Le Groupe d’action financière (GAFI) a régulièrement signalé les lacunes de l’Allemagne dans ce domaine, renforçant l’idée que des millions d’euros liés à la drogue sont blanchis sur son territoire.
La création d’une autorité européenne à Francfort
Lors de l’audition de janvier, Lindner a affirmé que ces lacunes appartenaient au passé. Il a exprimé la volonté de voir l’Allemagne devenir un leader dans le domaine de la lutte contre la criminalité financière et le blanchiment d’argent, en évoquant le BBF comme un potentiel ‘standard d’or’ au sein de l’UE.
Cependant, suite à la rupture de la coalition semaforique début novembre, les chances de création du BBF semblent désormais très minces. Alors que le ministère des Finances avait précédemment assuré que le BBF commencerait à fonctionner rapidement, il se montre désormais beaucoup plus prudent après l’échec de la coalition.
Le sort de la loi entre les mains du Bundestag
Le calendrier pour la mise en œuvre du projet est soudainement devenu flou. Un porte-parole a indiqué que la procédure était ‘entre les mains du Bundestag’. Si la loi est adoptée, le ministère des Finances affirme avoir pris toutes les dispositions nécessaires pour assurer une création rapide du BBF.
Florian Toncar, ancien secrétaire d’État parlementaire au ministère des Finances, a exprimé sa déception face à la situation actuelle du BBF. Lors d’une interview, il a souligné qu’il était ‘vraiment très regrettable et frustrant’ que l’Allemagne ne soit pas mieux préparée contre le blanchiment d’argent.
Le BBF devait notamment réunir des enquêteurs spécialisés pour traquer les réseaux de blanchiment d’argent liés à la criminalité organisée et améliorer la coordination de la supervision des activités de blanchiment d’argent.
Mais qu’est-ce qui a freiné l’avancement de ce projet par la coalition semaforique ? Le FDP a imputé la responsabilité aux Verts, qui auraient retardé l’adoption de la loi, la bloquant avec des sujets jugés non pertinents. Le SPD, de son côté, souhaitait voir la loi adoptée avant la pause estivale.
Un avenir incertain pour le projet
Les Verts, cependant, rejettent ces accusations et soutiennent que les ministères de la Justice et des Finances, dirigés par le FDP, n’ont pas réussi à s’accorder sur une loi visant à lutter contre le camouflage des biens. Des discussions avaient eu lieu, et la loi aurait conféré des pouvoirs supplémentaires au BBF. En réponse à une demande après l’échec de la coalition, le ministère des Finances a indiqué que le projet de loi était toujours en cours de coordination.
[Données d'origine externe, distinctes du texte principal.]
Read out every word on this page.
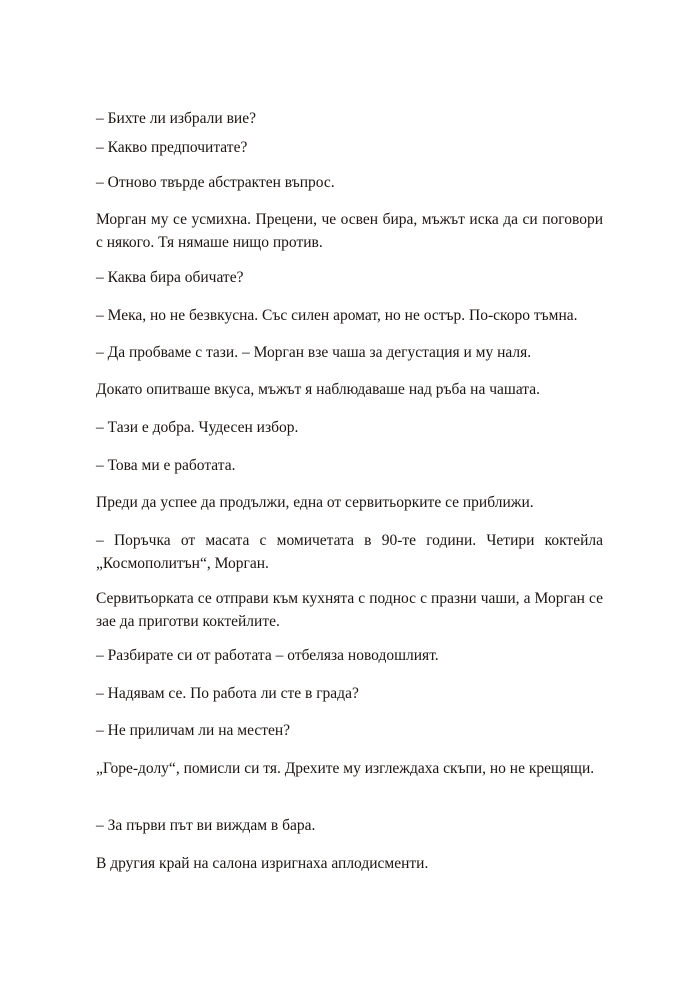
– Бихте ли избрали вие?

– Какво предпочитате?

– Отново твърде абстрактен въпрос.

Морган му се усмихна. Прецени, че освен бира, мъжът иска да си поговори с някого. Тя нямаше нищо против.

– Каква бира обичате?

– Мека, но не безвкусна. Със силен аромат, но не остър. По-скоро тъмна.

– Да пробваме с тази. – Морган взе чаша за дегустация и му наля.

Докато опитваше вкуса, мъжът я наблюдаваше над ръба на чашата.

– Тази е добра. Чудесен избор.

– Това ми е работата.

Преди да успее да продължи, една от сервитьорките се приближи.

– Поръчка от масата с момичетата в 90-те години. Четири коктейла „Космополитън“, Морган.

Сервитьорката се отправи към кухнята с поднос с празни чаши, а Морган се зае да приготви коктейлите.

– Разбирате си от работата – отбеляза новодошлият.

– Надявам се. По работа ли сте в града?

– Не приличам ли на местен?

„Горе-долу“, помисли си тя. Дрехите му изглеждаха скъпи, но не крещящи.

– За първи път ви виждам в бара.

В другия край на салона изригнаха аплодисменти.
Sabine Grützmacher, rapporteuse des Verts pour le BBF, garde espoir que la loi soit finalement adoptée, soulignant qu’elle contient de nombreuses bonnes propositions. Si cela ne se produit pas, elle considère que ce serait ‘vraiment dommage pour l’Allemagne’.
Malgré cela, il semble que les discussions concrètes aient cessé, bien que le FDP soit toujours fondamentalement prêt à soutenir la loi. Sebastian Fiedler, du SPD, a déclaré qu’il ne fallait pas ‘verser beaucoup de larmes’ pour l’absence d’une nouvelle autorité fédérale dans le domaine financier.
Fiedler a toujours eu une vision critique du projet au sein de sa propre faction. Actuellement, il n’y a aucune indication que le gouvernement minoritaire du SPD et des Verts tentera réellement de créer un nouvel office fédéral dans les derniers mois de son mandat.
La CDU et la CSU se sont opposées à cette initiative, soulignant ainsi les tensions politiques exacerbées autour de cette question cruciale.